We ultimately decided that the most important conversation lie in our backyards. The local level presents the most opportunity to change with the least resistance from political and social structures. We began to talk about the great work being done with a N.I.M.B.Y. mindset by the Jackson Hole Conservation Alliance to keep Snow King Mountain truly local, Incredible nature mapping projects by the Jackson Hole Wildlife Foundation in an effort to support the health of our local flora and fauna, and Friends of Pathways extraordinary efforts to connect all of Jackson Hole via human powered trail systems.
It isn’t difficult to get overly emotional with such a grim politics of the current environmental structure on the national level. But I think we can all agree that on a local level we want to preserve our environment for generations to come. So what about the fact that most of us drive cars that run on some form of fossil fuel, heat our houses, watch television, embrace the globalization of goods and technology, and happily eat berries out of their local growing season or buy our organic spinach in non recyclable plastic containers? I know… it’s a lot to digest on paper. So the question re-circulated when I asked Patrick, “ What can we do?” The answer isn’t simple, but it starts with offsetting our harm to the environment.

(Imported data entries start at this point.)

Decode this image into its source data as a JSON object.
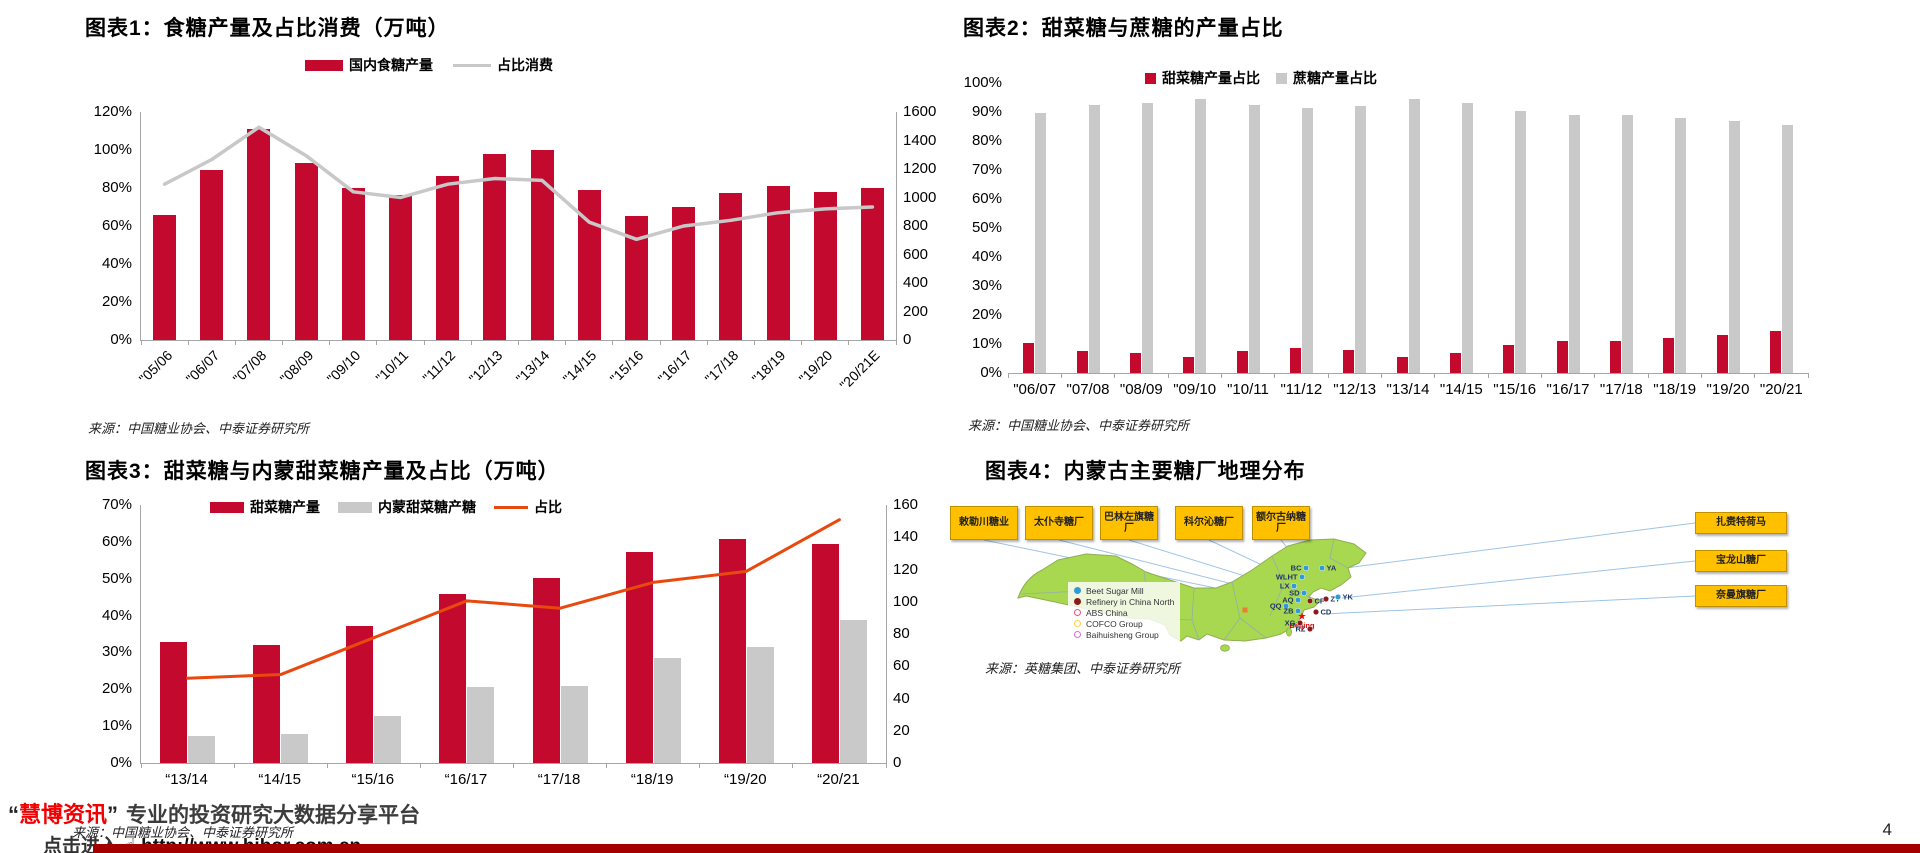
{
  "page": {
    "number": "4",
    "watermark_open": "“",
    "watermark_brand": "慧博资讯",
    "watermark_close": "”",
    "watermark_tagline": "专业的投资研究大数据分享平台",
    "footer_prefix": "点击进入",
    "footer_hand": "☝",
    "footer_url": "http://www.hibor.com.cn"
  },
  "colors": {
    "accent_red": "#c3092e",
    "bar_gray": "#c9c9c9",
    "line_gray": "#c8c8c8",
    "line_orange": "#e8490e",
    "map_green": "#a8d84f",
    "box_yellow": "#ffc000",
    "footer_bar": "#a50000"
  },
  "chart_data": [
    {
      "id": "c1",
      "type": "bar+line",
      "title": "图表1：食糖产量及占比消费（万吨）",
      "categories": [
        "\"05/06",
        "\"06/07",
        "\"07/08",
        "\"08/09",
        "\"09/10",
        "\"10/11",
        "\"11/12",
        "\"12/13",
        "\"13/14",
        "\"14/15",
        "\"15/16",
        "\"16/17",
        "\"17/18",
        "\"18/19",
        "\"19/20",
        "\"20/21E"
      ],
      "series": [
        {
          "name": "国内食糖产量",
          "type": "bar",
          "axis": "right",
          "color": "#c3092e",
          "values": [
            880,
            1195,
            1480,
            1240,
            1070,
            1015,
            1150,
            1305,
            1330,
            1055,
            870,
            930,
            1030,
            1080,
            1040,
            1065
          ]
        },
        {
          "name": "占比消费",
          "type": "line",
          "axis": "left",
          "color": "#c8c8c8",
          "values": [
            82,
            95,
            112,
            97,
            78,
            75,
            82,
            85,
            84,
            62,
            53,
            60,
            63,
            67,
            69,
            70
          ]
        }
      ],
      "left_axis": {
        "min": 0,
        "max": 120,
        "unit": "%",
        "labels": [
          "120%",
          "100%",
          "80%",
          "60%",
          "40%",
          "20%",
          "0%"
        ]
      },
      "right_axis": {
        "min": 0,
        "max": 1600,
        "labels": [
          "1600",
          "1400",
          "1200",
          "1000",
          "800",
          "600",
          "400",
          "200",
          "0"
        ]
      },
      "legend_position": "top",
      "grid": false,
      "source": "来源：中国糖业协会、中泰证券研究所"
    },
    {
      "id": "c2",
      "type": "bar",
      "title": "图表2：甜菜糖与蔗糖的产量占比",
      "categories": [
        "\"06/07",
        "\"07/08",
        "\"08/09",
        "\"09/10",
        "\"10/11",
        "\"11/12",
        "\"12/13",
        "\"13/14",
        "\"14/15",
        "\"15/16",
        "\"16/17",
        "\"17/18",
        "\"18/19",
        "\"19/20",
        "\"20/21"
      ],
      "series": [
        {
          "name": "甜菜糖产量占比",
          "type": "bar",
          "axis": "left",
          "color": "#c3092e",
          "values": [
            10.5,
            7.5,
            7,
            5.5,
            7.5,
            8.5,
            8,
            5.5,
            7,
            9.5,
            11,
            11,
            12,
            13,
            14.5
          ]
        },
        {
          "name": "蔗糖产量占比",
          "type": "bar",
          "axis": "left",
          "color": "#c9c9c9",
          "values": [
            89.5,
            92.5,
            93,
            94.5,
            92.5,
            91.5,
            92,
            94.5,
            93,
            90.5,
            89,
            89,
            88,
            87,
            85.5
          ]
        }
      ],
      "left_axis": {
        "min": 0,
        "max": 100,
        "unit": "%",
        "labels": [
          "100%",
          "90%",
          "80%",
          "70%",
          "60%",
          "50%",
          "40%",
          "30%",
          "20%",
          "10%",
          "0%"
        ]
      },
      "legend_position": "top",
      "grid": false,
      "source": "来源：中国糖业协会、中泰证券研究所"
    },
    {
      "id": "c3",
      "type": "bar+line",
      "title": "图表3：甜菜糖与内蒙甜菜糖产量及占比（万吨）",
      "categories": [
        "“13/14",
        "“14/15",
        "“15/16",
        "“16/17",
        "“17/18",
        "“18/19",
        "“19/20",
        "“20/21"
      ],
      "series": [
        {
          "name": "甜菜糖产量",
          "type": "bar",
          "axis": "right",
          "color": "#c3092e",
          "values": [
            75,
            73,
            85,
            105,
            115,
            131,
            139,
            136
          ]
        },
        {
          "name": "内蒙甜菜糖产糖",
          "type": "bar",
          "axis": "right",
          "color": "#c9c9c9",
          "values": [
            17,
            18,
            29,
            47,
            48,
            65,
            72,
            89
          ]
        },
        {
          "name": "占比",
          "type": "line",
          "axis": "left",
          "color": "#e8490e",
          "values": [
            23,
            24,
            34,
            44,
            42,
            49,
            52,
            66
          ]
        }
      ],
      "left_axis": {
        "min": 0,
        "max": 70,
        "unit": "%",
        "labels": [
          "70%",
          "60%",
          "50%",
          "40%",
          "30%",
          "20%",
          "10%",
          "0%"
        ]
      },
      "right_axis": {
        "min": 0,
        "max": 160,
        "labels": [
          "160",
          "140",
          "120",
          "100",
          "80",
          "60",
          "40",
          "20",
          "0"
        ]
      },
      "legend_position": "top",
      "grid": false,
      "source": "来源：中国糖业协会、中泰证券研究所"
    },
    {
      "id": "map1",
      "type": "map",
      "title": "图表4：内蒙古主要糖厂地理分布",
      "factories_top": [
        "敕勒川糖业",
        "太仆寺糖厂",
        "巴林左旗糖厂",
        "科尔沁糖厂",
        "额尔古纳糖厂"
      ],
      "factories_right": [
        "扎赉特荷马",
        "宝龙山糖厂",
        "奈曼旗糖厂"
      ],
      "markers": [
        {
          "label": "BC",
          "x": 366,
          "y": 70,
          "color": "#2e9bd6",
          "side": "left"
        },
        {
          "label": "YA",
          "x": 382,
          "y": 70,
          "color": "#2e9bd6",
          "side": "right"
        },
        {
          "label": "WLHT",
          "x": 362,
          "y": 79,
          "color": "#2e9bd6",
          "side": "left"
        },
        {
          "label": "LX",
          "x": 354,
          "y": 88,
          "color": "#2e9bd6",
          "side": "left"
        },
        {
          "label": "SD",
          "x": 364,
          "y": 95,
          "color": "#2e9bd6",
          "side": "left"
        },
        {
          "label": "AQ",
          "x": 358,
          "y": 102,
          "color": "#2e9bd6",
          "side": "left"
        },
        {
          "label": "CF",
          "x": 370,
          "y": 103,
          "color": "#8b1a1a",
          "side": "right"
        },
        {
          "label": "ZY",
          "x": 386,
          "y": 101,
          "color": "#8b1a1a",
          "side": "right"
        },
        {
          "label": "YK",
          "x": 398,
          "y": 99,
          "color": "#2e9bd6",
          "side": "right"
        },
        {
          "label": "QQ",
          "x": 346,
          "y": 108,
          "color": "#2e9bd6",
          "side": "left"
        },
        {
          "label": "ZB",
          "x": 358,
          "y": 113,
          "color": "#2e9bd6",
          "side": "left"
        },
        {
          "label": "CD",
          "x": 376,
          "y": 114,
          "color": "#8b1a1a",
          "side": "right"
        },
        {
          "label": "Beijing",
          "x": 362,
          "y": 118,
          "color": "#ff0000",
          "shape": "star",
          "side": "below"
        },
        {
          "label": "XG",
          "x": 360,
          "y": 125,
          "color": "#8b1a1a",
          "side": "left"
        },
        {
          "label": "RZ",
          "x": 370,
          "y": 131,
          "color": "#8b1a1a",
          "side": "left"
        },
        {
          "label": "",
          "x": 305,
          "y": 112,
          "color": "#ed7d31",
          "shape": "square"
        }
      ],
      "legend": [
        {
          "label": "Beet Sugar Mill",
          "color": "#2e9bd6",
          "filled": true
        },
        {
          "label": "Refinery in China North",
          "color": "#8b1a1a",
          "filled": true
        },
        {
          "label": "ABS China",
          "color": "#e75480",
          "filled": false
        },
        {
          "label": "COFCO Group",
          "color": "#ffd24d",
          "filled": false
        },
        {
          "label": "Baihuisheng Group",
          "color": "#da70d6",
          "filled": false
        }
      ],
      "source": "来源：英糖集团、中泰证券研究所"
    }
  ]
}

We got to talking and decided to start an in house think tank dedicated to supporting the local environment while enhancing businesses in the area. We started with a simple structure. What gear do we rent out and where do people use it? A couple of the most rented items are binoculars and spotting scopes. Where do these items get used? Most people are using these along the Antelope Flats road. Most of our customers take to the sagebrush flats in search of the hoot of a barn owl, the magnificently meandering Red Tail Hawk in search of a meal, the simplistic soar of the American Kestrel, the conversations of the chirping Mountain Blue Bird, and the grumpy old Grouse protecting their nests.
Most of TBR’s clients drive up the road with their eyes fixed to the sky in search of the avian inhabitants. Going through the loop only to look down for the Bison, Moose, or occasional Fox. But with increased traffic to any area comes increased pollution. Most clients don’t look into the furrows of the sandy soil, or the folds of the blooming sagebrush to find looming micro trash that has an extremely negative impact on our local ecosystem. All of these pollutants eventually harm the ecosystem as birds create nests with micro trash that makes its way into their stomachs and wreaks havoc on their digestive tracts.
In doing his part for the community, Patrick decided to offer rental incentives for his employees, friends, and anyone willing to offer a helping hand. The hope was that with discounted rental incentives along with truly rewarding work, he could recruit a rag tag clean up crew for an area often overshadowed by the beauty of Grand Teton National Park.
Needless to say, the first annual TBR cleanup was an absolute success. Over forty pounds of trash from small wrappers to large plastic Rubbermaid tops and everything in between. Teton Backcountry Rentals has started with the first step to local awareness. What will you do?